Самый любимый поэт той стороны земли — клетчатый пиджак нараспашку, шерстяной шарф внаброску — седоголовым коршуном кружится по сцене, всплескивает острыми локтями, звуки гортанные издает. Амфитеатр струится книзу живым алмазным водопадом, огнистые волны восхищения кипят у самой рампы. Юные лебеди и лебедки плещут на ярусах белыми крыльями и подтанцовывают в проходах.
«Однако Чайковский, — решает юноша Бесплотных. — Фантастический балет на диких купчинских брегах». С грустной улыбкой смотрит он на Ксению, которая вся — трепет нежный, вся — чуткий восторг. Каждый жест крылатый ловит она, каждое слово птичье в тетрадку заносит.
«Какой философии вы придерживаетесь?»
«Философия — вещь серьезная.
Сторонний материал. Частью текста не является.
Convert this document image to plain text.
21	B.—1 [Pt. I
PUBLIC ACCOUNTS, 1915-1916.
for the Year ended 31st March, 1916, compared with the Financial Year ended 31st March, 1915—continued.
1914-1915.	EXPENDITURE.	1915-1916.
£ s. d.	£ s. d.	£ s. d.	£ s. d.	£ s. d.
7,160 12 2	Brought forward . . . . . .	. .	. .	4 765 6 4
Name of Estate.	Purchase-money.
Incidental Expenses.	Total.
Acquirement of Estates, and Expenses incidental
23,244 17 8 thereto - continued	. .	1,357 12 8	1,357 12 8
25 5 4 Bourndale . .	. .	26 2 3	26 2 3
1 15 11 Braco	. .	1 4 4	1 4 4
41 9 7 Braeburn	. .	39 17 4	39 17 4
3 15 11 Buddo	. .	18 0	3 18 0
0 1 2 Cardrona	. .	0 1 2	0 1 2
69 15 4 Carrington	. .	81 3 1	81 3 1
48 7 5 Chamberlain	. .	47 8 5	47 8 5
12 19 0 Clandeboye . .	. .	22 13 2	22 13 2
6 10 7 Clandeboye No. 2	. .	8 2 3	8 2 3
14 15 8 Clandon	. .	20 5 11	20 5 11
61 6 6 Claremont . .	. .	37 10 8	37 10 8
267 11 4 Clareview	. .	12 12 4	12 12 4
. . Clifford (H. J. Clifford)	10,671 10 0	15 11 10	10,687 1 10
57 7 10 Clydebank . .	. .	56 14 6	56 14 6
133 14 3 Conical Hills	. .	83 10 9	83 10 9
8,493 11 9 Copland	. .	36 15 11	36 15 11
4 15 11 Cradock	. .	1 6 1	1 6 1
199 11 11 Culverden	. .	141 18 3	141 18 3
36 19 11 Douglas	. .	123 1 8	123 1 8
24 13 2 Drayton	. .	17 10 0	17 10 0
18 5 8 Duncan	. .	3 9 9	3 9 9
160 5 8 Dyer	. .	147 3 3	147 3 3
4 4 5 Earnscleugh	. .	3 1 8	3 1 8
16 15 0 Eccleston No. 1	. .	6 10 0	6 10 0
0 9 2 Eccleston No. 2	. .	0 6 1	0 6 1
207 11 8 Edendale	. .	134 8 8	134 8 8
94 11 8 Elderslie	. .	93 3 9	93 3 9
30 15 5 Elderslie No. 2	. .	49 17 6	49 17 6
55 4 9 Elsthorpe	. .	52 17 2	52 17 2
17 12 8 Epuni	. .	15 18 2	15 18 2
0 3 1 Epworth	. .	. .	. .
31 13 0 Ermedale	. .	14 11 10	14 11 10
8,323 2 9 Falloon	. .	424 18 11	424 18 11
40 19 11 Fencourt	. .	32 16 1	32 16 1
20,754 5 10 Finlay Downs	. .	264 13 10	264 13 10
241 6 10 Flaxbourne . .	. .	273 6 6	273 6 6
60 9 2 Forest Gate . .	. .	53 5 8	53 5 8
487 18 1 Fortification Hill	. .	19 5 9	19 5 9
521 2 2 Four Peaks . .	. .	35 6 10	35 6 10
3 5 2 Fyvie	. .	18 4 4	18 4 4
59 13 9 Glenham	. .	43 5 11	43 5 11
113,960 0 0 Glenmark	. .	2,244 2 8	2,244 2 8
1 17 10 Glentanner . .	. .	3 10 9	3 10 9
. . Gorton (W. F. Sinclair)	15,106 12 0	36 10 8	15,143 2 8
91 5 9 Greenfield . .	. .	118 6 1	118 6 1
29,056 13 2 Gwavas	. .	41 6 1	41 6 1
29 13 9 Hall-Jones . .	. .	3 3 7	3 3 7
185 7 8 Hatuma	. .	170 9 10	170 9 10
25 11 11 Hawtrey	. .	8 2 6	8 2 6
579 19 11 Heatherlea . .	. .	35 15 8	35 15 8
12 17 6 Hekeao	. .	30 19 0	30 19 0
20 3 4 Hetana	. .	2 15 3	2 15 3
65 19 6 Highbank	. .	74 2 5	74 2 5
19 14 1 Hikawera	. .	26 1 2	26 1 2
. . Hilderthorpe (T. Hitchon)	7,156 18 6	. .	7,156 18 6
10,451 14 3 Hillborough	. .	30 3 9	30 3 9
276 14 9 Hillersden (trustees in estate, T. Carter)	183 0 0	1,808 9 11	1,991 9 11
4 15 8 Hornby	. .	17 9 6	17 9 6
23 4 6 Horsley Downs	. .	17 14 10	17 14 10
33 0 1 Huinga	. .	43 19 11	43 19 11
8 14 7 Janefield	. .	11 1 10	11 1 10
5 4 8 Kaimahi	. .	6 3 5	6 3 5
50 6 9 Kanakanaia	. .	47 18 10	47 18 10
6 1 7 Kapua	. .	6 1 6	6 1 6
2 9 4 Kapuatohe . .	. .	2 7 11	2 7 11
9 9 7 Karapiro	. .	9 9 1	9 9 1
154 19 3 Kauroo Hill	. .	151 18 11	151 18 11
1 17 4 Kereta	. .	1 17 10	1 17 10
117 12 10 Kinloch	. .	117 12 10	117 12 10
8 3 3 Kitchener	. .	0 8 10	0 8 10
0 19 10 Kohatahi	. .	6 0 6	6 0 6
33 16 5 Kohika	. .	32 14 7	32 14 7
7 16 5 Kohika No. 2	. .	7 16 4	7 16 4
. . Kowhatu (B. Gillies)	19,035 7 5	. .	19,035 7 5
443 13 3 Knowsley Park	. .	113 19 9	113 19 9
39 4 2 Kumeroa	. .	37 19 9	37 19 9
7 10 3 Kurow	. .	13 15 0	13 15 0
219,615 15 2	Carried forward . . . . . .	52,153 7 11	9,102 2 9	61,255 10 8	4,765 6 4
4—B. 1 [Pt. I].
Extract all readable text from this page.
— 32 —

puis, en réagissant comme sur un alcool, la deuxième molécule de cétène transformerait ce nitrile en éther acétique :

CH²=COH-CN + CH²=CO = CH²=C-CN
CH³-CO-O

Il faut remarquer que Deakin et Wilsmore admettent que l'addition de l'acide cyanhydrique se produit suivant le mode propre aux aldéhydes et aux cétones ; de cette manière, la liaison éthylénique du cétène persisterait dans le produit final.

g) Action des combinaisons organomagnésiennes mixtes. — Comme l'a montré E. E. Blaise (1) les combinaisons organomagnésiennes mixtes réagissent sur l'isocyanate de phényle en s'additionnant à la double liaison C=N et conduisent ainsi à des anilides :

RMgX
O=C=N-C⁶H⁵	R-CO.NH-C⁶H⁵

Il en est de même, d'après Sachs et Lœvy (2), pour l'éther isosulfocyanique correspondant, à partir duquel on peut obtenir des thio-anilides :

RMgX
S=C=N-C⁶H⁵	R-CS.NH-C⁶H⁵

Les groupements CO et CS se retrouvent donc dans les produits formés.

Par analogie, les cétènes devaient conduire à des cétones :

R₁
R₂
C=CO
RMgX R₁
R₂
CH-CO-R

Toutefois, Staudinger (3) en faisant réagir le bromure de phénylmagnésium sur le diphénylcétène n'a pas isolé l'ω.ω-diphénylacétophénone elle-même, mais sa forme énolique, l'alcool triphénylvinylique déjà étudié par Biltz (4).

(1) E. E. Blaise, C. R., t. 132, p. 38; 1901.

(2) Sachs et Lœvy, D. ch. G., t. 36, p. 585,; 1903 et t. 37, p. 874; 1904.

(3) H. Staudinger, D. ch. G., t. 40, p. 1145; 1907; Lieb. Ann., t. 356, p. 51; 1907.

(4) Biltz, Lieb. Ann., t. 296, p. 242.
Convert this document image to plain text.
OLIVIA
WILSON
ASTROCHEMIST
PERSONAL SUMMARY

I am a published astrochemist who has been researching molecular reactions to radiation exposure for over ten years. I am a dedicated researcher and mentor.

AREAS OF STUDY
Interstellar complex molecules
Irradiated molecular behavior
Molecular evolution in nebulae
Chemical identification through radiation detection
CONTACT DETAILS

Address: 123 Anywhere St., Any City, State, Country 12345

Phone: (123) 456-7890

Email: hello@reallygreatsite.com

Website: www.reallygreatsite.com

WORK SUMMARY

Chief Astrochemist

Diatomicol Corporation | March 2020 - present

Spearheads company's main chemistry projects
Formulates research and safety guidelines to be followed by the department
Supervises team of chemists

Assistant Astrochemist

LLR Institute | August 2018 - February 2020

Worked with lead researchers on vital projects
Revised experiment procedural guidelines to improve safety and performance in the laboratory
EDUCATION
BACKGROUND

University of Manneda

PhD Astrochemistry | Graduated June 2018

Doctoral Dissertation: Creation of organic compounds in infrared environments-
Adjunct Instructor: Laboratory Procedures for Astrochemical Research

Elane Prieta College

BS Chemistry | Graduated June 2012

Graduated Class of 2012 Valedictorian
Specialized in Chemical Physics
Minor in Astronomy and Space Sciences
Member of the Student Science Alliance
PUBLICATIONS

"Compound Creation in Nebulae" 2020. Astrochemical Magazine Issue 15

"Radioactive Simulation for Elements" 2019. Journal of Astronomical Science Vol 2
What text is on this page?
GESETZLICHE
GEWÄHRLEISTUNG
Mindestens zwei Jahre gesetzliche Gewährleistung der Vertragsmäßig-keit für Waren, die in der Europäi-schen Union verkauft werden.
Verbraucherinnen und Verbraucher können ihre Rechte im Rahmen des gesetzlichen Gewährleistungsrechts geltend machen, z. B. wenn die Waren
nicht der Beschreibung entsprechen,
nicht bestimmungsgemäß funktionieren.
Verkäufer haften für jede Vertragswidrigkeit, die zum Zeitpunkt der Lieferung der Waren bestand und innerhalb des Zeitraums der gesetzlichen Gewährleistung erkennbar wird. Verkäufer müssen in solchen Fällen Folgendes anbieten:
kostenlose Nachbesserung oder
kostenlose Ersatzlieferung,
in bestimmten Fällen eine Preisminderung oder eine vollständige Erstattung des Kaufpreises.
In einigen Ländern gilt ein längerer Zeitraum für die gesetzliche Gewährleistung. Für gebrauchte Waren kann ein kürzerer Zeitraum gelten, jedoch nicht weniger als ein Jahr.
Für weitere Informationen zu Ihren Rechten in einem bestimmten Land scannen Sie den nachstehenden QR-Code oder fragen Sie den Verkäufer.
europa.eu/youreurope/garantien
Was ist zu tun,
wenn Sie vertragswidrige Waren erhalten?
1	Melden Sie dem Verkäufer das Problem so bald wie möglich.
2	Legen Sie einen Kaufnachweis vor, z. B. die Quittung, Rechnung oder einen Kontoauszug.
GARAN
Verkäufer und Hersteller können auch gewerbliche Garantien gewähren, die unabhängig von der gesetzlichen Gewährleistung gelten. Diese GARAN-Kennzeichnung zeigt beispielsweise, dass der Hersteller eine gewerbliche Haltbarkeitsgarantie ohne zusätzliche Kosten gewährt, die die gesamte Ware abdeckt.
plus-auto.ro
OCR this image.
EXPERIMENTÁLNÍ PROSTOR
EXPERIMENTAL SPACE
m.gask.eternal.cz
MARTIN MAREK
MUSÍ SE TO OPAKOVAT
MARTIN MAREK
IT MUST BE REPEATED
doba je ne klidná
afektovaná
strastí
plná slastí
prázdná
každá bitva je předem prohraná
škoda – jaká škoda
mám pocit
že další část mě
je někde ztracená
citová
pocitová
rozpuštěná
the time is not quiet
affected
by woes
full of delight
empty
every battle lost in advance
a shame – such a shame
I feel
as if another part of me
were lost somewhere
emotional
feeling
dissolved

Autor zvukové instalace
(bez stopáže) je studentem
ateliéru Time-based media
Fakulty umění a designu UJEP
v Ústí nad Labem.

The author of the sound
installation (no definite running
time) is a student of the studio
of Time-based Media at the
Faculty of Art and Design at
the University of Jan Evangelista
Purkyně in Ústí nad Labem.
Я когда-то ходил к Хайдеггеру с мешочком через всю Европу. Пришел, и мы разговаривали. Наверное, фундамент моей философии заложился там».
«Что вы думаете о творчестве Иосифа Бродского?»
«Мы говорили с ним всего один раз. Это было в Нью-Йорке, он пригласил меня к себе выпить кофе. Бродский очень интересно говорил и без позы. Он говорил о Мандельштаме, много рассказывал об Ахматовой. Вдруг что-то зашуршало рядом. Это был его кот. «Как его зовут?» — спросил я. «Миссисипи, — ответил он, — я считаю, что в имени кошки должна быть буква «с». Я сказал, что моего кота зовут Кус-кус (это название арабских ресторанов во всем мире)». Неожиданно Бродский как-то переменился, глаза загорелись, он стал повторять: «О, это прекрасно, это мистика, это Египет, это кошка, кошка, это мистика, это Египет, это арабское». И таким он запомнился мне навсегда».
«Какие черты своей поэтики вы определяете как новаторские?»
«Новаторством, я думаю, можно считать мои круголеты: «Тьма, тьма, тьма, тьма, тьма». Кажется, Хлебников делал что-то подобное, но точно такого еще никогда не было».
На трамвайной остановке — никого. Лишь ветер играет с прошлогодними листьями пожухлыми. Лишь вечер разыгрывает феерию на небе вечернем. В облаках тяжелого чугунного литья полыхает луч обоюдоострый, как будто огненный меч. Вонзается этот луч в длинное кирпичное здание университета, что лежит на земле красноватым чудовищем. И кажется — вот-вот зазмеится оно, зашипит: «тьма, тьма, тьма, тьма, тьма».
«Что за круголеты такие?» — поеживается Ксенечка от холода.
«Это когда «тьма» налету превращается в «мать», — берет ее за руку юноша Бесплотных. — В принципе, похоже на палиндром. Палиндром — это зеркальный текст, когда все равно, как читать — слева направо или справа налево. Это слияние двух миров — Христа и Магомета. Это Запад, отраженный Востоком. У Хлебникова есть поэма о Степане Разине, написанная палиндромами: «Не мерь, ремень, меня — я нем». Сейчас палиндромщики свой журнальчик издают — «Мансарда». Там встречаются занятные перевертыши: ум за рамки — и к маразму. Хотя лучше Державина все равно никто не сказал: я иду с мечем судия».
«Но круголеты — это что-то другое, таинственное, непонятное. Здесь слышится какое-то шаманское бормотание, какое-то волхвование непостижимое».
«Конечно, конечно, — торопливо соглашается юноша. — Вообще, этот круголет про «тьму» гениален. Это ведь философия китайская получается. На Востоке есть такое понятие инь. Оно одновременно означает и тьму, и землю, и луну, и женщину. И вот поэту удалось в одном слове выразить всю мистику иня, всю мистику Матери сырой земли. Он бормочет одно, а мы слышим другое — подспудное, родовое. Мне кажется, его потому и любят на другой стороне земли, что он предстает там этаким колдуном, провозвестником темных истин. Запад потому так тянется к Востоку, что давно утратил эту подлинность языка. Там кругом диковинные игрушки разума, диковинные игрушки прогресса, а хочется настоящей небесной птицы, настоящего полевого зверя или настоящего змея».